Open TheLinuxNinja opened this issue 3 years ago • 1 comments

I know that snapper users will undo what snapper does and do things a different way with an alternate subvolume layout, but this is in regards to the default install of snapper.

To reproduce: Install Arch using BTRFS. My particular layout looks like this:

ID 256 gen 78 top level 5 path @
ID 258 gen 70 top level 5 path @home
ID 259 gen 70 top level 5 path @root
ID 260 gen 16 top level 5 path @srv
ID 261 gen 55 top level 5 path @cache
ID 262 gen 78 top level 5 path @log
ID 263 gen 74 top level 5 path @tmp
ID 264 gen 13 top level 5 path @libvirt
ID 266 gen 17 top level 256 path var/lib/portables
ID 267 gen 18 top level 256 path var/lib/machines

My subvolume '@' subvolumeid 256 is mounted to /

Then run snapper to create a root config: snapper create-config /

You get an additional subvolume layout like this:

ID 269 gen 74 top level 256 path .snapshots
ID 273 gen 44 top level 269 path .snapshots/1/snapshot

Since the subvolume is '.snapshots' and is a subvolume of the '@' subvolume where '/' lives, there is no mountpoint to monitor.

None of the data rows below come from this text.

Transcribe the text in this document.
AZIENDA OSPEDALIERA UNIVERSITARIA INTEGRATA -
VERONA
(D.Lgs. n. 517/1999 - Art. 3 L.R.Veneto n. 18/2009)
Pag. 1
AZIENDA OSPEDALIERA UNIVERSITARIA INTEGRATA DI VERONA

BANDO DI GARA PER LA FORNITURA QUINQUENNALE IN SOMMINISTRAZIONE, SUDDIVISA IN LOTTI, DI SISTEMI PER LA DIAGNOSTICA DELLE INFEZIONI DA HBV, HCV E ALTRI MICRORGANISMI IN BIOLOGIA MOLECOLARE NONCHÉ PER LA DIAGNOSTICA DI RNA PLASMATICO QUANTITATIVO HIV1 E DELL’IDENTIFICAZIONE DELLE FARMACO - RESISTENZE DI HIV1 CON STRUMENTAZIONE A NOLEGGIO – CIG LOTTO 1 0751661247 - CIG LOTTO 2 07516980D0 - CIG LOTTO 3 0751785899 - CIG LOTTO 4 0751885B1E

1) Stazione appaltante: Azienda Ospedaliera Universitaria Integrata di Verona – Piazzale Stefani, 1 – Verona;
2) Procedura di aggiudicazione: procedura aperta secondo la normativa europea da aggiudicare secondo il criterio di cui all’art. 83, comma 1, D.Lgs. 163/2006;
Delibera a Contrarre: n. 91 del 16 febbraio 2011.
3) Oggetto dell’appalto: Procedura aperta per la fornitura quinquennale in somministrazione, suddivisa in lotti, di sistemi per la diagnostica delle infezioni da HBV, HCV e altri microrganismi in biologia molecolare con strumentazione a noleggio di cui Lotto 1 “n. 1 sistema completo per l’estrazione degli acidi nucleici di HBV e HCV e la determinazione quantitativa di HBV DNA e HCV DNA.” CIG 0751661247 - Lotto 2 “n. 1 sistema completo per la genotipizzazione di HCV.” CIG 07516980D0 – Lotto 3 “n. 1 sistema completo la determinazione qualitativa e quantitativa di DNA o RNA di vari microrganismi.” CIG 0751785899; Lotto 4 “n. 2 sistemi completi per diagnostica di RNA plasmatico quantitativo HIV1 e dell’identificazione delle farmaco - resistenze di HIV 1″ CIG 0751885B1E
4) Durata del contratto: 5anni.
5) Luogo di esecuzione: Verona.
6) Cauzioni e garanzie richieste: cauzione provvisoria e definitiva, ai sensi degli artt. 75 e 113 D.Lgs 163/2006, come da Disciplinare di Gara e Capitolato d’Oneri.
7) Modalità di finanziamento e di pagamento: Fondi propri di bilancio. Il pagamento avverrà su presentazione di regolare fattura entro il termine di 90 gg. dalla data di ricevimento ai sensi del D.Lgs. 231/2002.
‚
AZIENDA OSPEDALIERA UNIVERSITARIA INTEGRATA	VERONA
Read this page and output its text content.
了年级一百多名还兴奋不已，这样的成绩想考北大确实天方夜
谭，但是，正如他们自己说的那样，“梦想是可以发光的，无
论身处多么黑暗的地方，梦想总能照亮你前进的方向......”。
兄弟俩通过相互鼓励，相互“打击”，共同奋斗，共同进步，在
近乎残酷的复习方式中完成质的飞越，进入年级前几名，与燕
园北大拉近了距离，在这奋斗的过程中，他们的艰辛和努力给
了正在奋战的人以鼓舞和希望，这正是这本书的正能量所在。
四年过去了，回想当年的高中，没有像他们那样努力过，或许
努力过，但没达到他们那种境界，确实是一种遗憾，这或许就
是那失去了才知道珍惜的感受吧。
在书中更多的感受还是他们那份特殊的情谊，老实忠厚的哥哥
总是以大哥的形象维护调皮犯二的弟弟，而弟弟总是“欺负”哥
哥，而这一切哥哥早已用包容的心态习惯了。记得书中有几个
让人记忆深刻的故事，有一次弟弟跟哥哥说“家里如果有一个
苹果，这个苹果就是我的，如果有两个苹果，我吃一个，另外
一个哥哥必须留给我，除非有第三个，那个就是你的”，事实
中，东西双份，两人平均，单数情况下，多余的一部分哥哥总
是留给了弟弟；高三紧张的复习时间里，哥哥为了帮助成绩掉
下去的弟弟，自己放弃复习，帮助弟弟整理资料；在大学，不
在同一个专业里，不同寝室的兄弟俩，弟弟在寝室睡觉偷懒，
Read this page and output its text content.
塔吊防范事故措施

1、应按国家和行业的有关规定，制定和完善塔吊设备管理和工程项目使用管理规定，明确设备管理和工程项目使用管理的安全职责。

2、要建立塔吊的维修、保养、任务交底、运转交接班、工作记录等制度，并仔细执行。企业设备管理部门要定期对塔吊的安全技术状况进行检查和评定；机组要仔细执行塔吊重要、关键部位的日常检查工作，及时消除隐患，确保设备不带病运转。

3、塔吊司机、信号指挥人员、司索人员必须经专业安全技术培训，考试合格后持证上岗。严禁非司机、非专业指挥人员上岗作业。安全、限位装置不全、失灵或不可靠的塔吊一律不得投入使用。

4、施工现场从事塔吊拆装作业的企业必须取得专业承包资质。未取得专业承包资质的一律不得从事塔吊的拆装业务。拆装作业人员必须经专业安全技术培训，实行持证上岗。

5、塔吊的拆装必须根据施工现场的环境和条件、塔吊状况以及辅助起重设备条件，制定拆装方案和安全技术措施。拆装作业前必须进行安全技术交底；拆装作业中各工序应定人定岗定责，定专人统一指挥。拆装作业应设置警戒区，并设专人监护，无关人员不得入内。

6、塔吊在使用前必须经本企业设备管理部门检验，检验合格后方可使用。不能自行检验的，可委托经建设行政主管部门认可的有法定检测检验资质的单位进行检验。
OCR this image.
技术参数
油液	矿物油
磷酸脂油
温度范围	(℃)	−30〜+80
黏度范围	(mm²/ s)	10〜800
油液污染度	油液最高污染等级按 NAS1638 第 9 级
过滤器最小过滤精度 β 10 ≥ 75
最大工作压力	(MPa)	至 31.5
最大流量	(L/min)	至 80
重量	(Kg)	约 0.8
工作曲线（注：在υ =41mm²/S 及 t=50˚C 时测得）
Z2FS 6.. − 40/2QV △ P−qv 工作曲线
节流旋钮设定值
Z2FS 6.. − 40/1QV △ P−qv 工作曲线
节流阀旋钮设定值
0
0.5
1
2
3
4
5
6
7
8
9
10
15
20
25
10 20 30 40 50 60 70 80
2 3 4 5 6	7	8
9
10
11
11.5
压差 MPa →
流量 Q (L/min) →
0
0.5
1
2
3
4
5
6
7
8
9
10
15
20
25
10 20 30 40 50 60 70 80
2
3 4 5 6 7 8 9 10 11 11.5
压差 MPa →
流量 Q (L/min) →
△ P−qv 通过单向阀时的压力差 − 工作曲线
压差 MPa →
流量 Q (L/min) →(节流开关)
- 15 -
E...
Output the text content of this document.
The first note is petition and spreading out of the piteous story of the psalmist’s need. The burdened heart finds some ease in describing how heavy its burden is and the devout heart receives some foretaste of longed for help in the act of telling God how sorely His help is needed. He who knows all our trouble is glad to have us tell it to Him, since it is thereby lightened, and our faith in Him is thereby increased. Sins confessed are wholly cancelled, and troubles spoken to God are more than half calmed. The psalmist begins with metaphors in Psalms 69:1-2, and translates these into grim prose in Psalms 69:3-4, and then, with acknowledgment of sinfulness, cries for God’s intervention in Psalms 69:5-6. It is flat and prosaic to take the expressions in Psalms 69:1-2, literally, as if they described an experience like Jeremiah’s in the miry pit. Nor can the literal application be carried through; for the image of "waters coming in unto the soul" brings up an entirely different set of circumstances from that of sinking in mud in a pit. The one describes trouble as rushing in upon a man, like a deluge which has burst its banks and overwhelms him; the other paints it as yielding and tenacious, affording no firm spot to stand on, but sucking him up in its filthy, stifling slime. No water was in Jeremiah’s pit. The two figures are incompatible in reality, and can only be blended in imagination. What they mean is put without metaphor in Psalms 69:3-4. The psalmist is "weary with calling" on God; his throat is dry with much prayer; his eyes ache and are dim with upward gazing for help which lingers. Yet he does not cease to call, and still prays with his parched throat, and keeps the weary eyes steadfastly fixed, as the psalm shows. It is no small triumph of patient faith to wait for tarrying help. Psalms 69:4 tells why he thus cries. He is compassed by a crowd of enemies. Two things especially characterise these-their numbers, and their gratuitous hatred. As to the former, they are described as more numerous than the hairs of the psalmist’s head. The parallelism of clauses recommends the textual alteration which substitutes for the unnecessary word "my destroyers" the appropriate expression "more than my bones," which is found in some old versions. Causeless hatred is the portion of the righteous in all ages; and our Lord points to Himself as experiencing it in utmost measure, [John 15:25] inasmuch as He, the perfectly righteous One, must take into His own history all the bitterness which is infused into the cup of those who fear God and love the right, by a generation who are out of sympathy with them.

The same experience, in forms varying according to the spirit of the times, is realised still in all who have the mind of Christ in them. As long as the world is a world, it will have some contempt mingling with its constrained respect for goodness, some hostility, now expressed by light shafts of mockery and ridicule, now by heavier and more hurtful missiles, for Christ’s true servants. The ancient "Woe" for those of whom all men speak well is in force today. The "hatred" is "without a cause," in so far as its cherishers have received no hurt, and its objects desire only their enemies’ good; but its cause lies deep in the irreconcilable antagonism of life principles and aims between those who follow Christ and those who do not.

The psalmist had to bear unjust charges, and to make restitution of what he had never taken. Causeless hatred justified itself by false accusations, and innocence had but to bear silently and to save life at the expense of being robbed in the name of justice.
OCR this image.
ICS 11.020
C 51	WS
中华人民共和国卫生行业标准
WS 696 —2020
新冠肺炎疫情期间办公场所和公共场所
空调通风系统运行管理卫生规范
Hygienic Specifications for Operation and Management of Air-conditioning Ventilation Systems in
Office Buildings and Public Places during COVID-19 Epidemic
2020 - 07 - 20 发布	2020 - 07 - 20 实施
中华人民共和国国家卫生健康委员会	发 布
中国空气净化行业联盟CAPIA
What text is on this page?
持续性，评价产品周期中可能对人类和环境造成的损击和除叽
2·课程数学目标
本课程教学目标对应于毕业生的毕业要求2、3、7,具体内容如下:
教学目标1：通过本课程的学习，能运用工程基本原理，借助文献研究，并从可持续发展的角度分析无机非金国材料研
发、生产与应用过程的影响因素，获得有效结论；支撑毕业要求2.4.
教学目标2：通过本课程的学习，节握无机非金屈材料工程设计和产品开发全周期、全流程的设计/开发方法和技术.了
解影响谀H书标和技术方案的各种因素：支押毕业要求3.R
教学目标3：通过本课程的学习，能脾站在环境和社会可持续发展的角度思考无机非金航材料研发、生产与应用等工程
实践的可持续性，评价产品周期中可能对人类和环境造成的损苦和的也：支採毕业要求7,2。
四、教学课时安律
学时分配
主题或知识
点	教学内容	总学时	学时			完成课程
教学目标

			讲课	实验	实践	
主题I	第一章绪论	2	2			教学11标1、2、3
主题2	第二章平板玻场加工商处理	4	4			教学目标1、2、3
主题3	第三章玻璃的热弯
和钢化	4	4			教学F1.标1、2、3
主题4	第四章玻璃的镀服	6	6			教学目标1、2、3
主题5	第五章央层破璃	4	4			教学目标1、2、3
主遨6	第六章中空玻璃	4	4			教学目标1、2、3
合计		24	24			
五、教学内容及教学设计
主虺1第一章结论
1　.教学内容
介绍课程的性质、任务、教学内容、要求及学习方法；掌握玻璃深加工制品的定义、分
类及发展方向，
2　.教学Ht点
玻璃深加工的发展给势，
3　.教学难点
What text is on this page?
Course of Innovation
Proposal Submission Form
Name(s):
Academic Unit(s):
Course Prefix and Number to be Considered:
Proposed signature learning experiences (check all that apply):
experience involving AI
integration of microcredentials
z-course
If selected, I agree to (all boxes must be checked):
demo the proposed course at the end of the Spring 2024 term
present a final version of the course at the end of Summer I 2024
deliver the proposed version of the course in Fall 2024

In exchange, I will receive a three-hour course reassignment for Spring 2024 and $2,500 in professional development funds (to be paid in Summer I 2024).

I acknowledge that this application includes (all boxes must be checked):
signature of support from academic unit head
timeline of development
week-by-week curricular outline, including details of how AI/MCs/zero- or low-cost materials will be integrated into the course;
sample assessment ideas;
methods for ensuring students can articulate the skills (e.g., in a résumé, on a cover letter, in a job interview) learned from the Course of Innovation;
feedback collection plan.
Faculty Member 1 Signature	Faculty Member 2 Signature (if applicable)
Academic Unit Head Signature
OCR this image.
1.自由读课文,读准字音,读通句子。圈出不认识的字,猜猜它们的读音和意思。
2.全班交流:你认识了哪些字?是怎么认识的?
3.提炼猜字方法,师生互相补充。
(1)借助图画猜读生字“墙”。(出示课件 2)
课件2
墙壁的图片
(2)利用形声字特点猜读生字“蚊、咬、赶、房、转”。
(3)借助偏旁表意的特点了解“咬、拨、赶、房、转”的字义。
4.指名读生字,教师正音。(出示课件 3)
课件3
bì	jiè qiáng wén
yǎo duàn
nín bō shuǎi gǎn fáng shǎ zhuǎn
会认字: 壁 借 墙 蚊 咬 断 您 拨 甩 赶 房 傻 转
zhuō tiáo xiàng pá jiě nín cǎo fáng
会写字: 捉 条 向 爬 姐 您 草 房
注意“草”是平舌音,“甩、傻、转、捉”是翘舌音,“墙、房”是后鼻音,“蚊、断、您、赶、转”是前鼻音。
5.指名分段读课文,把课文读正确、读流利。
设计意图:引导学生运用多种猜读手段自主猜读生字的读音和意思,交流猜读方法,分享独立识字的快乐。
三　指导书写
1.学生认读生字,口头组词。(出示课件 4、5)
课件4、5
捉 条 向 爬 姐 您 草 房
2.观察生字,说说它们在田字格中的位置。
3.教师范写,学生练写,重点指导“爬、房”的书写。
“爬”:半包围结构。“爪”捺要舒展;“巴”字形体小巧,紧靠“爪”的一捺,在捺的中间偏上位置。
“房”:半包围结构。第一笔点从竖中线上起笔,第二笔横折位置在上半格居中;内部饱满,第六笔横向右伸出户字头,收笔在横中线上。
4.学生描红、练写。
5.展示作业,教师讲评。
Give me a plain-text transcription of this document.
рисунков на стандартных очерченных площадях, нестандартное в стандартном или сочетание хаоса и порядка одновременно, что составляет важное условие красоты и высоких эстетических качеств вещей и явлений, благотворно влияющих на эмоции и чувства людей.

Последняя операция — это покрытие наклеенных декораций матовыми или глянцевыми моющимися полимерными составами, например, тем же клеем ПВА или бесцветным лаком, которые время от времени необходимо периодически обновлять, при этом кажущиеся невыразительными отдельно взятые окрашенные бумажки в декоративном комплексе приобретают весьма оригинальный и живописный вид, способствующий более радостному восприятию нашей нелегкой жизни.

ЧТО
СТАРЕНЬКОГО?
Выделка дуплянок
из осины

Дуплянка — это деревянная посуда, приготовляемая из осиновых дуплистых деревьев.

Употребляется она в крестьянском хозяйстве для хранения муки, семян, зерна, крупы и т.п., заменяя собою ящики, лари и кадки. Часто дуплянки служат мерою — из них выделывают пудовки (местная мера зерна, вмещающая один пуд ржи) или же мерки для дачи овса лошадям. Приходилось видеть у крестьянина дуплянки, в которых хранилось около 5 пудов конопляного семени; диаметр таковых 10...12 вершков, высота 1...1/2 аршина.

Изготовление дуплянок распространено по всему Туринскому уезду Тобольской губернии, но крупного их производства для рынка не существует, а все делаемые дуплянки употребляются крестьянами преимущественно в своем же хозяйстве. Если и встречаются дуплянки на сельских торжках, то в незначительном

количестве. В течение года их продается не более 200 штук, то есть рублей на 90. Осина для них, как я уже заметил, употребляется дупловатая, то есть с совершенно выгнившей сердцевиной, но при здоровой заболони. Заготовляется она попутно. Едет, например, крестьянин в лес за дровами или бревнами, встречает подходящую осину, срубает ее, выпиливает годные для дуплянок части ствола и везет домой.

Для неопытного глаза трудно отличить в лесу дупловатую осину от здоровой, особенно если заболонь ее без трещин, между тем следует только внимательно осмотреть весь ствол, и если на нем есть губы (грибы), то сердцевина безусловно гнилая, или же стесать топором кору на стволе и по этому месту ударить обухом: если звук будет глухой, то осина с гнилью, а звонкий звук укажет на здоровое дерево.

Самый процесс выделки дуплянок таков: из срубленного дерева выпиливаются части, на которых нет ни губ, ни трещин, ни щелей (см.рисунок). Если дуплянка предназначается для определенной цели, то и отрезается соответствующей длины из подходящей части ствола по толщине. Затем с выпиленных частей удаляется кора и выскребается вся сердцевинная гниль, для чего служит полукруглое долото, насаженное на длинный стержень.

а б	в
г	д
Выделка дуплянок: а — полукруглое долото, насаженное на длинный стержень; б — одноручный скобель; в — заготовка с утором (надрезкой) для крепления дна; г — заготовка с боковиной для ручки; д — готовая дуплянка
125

So, the command: systemctl start grub-btrfs.path

Results in: A dependency job for grub-btrfs.path failed. See 'journalctl -xe' for details.

Adding a separate entry to /etc/fstab isn't going to work, either. I know how to work around this by renaming the subvolume and mounting it in /etc/fstab, but this should probably be addressed.

TheLinuxNinja avatar Oct 28 '21 20:10 TheLinuxNinja

To be fair, I don't like the way snapper keeps the snapshots mounted, and I don't like the default layout. I'd rather they not be mounted in the filesystem tree at all, but at least they are read-only.

To workaround this issue:

Mount the subvolid 5 to /mnt mv the /mnt/@/.snapshots to /mnt/@.snapshots so subvolid 5 becomes the parent and the subvolume is renamed to @.snapshots mkdir /.snapshots add the /etc/fstab entry to mount it at /.snapshots mount -a finally umount /mnt

This seems to be a good workaround.

TheLinuxNinja avatar Oct 28 '21 21:10 TheLinuxNinja

hey,

this thing is rather stale, but just wanted to tell you I updated the daemon with the latest PR. No need for systemd to watch mountpoints. Just watches the directory where snapper stores its snapshots for new things to appear.